All initially capitalized terms used in this Schedule A, unless separately defined herein, have the meanings set forth in Section 2 of the Agreement.

Tranche 1 Option

The Tranche 1 Option, unless earlier terminated or forfeited, shall become vested as to 20% of the total number of Shares subject to the Tranche 1 Option on each of the first, second, third, fourth and fifth anniversaries of the Date of Grant. Notwithstanding the foregoing, Shares subject to the Tranche 1 Option shall not vest on any vesting date unless the Optionee has remained in continuous Employment from the Date of Grant until such vesting date.

In the event of cessation of the Optionee’s Employment by the Company without Cause or by the Optionee for Good Reason occurring within the two-year period following a Change of Control, either (x) to the extent outstanding immediately prior to such cessation of Employment, the Tranche 1 Option shall be treated for all purposes of this Agreement as having vested in full immediately prior to such cessation of Employment, or (y) to the extent that the Tranche 1 Option shall have been terminated or exchanged for other current or deferred cash or property in connection with the Change of Control in accordance with Section 7 of the Plan, such current or deferred cash or property shall be treated as having vested in full and no longer subject to any risk of forfeiture or repayment, as applicable, immediately prior to such cessation of Employment.

Tranche 2 Option

Unless earlier terminated or forfeited, the Tranche 2 Option will vest, if at all, in accordance with the following provisions:

1. The Tranche 2 Option shall only become vested to the extent provided for in this paragraph 1. The first 50% of Shares subject to the Tranche 2 Option shall become vested upon the first Determination Date as of which the Investors shall have received Cash Proceeds equal to two (2) times the Investors Equity Investment, and the remaining Shares subject to the Tranche 2 Option (i.e. the remaining 50%) shall become vested upon the first Determination Date as of which the Investors shall have received Cash Proceeds, together with Cash Proceeds taken into account in determining the vesting of the first 50% of the Shares subject to the Tranche 2 Option, equal to three (3) times the Investors Equity Investment. No realization by the Investors of Cash Proceeds that on a cumulative basis amounts to less than two (2) times the Investors Equity Investment shall result in any vesting of the Tranche 2 Option pursuant to this paragraph 1, but prior realizations shall be taken into account in determining whether and if so to what extent any later realization by the Investors of Cash Proceeds (occurring prior to the forfeiture or


termination of the Stock Option) results in vesting pursuant to the immediately preceding sentence. Notwithstanding the foregoing, Shares subject to the Tranche 2 Option shall not become vested on any date unless the Optionee has remained in continuous Employment from the Date of Grant until such date.

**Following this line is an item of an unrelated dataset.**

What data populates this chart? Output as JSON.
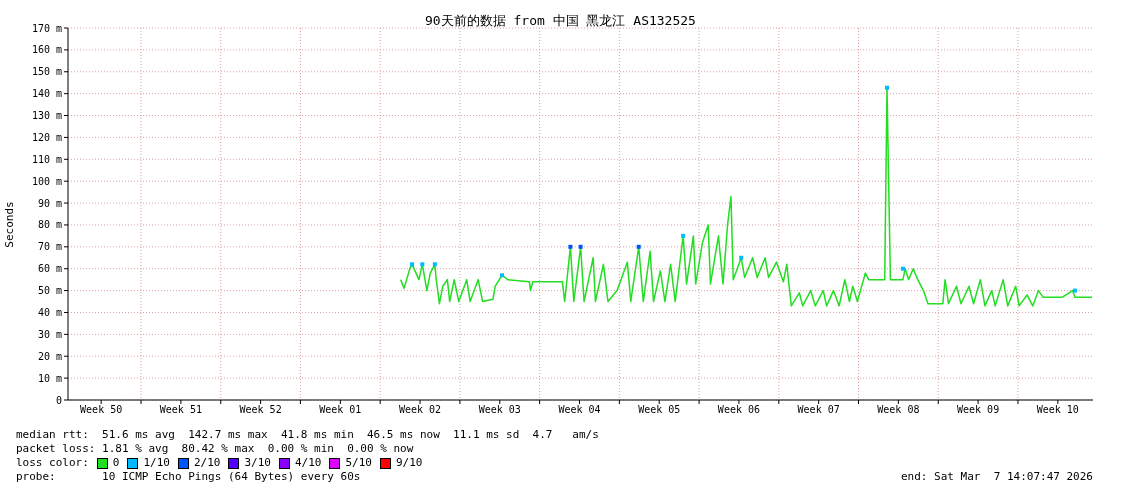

2. All determinations regarding the amount of Cash Proceeds received by the Investors and whether (or to what extent) the Stock Option has vested as a result thereof shall be made in good faith by the Board or by a committee designated by the Board, which determination shall be final and binding. The Board shall be provided with all information reasonably requested by it from the Investors for purposes of making such determinations.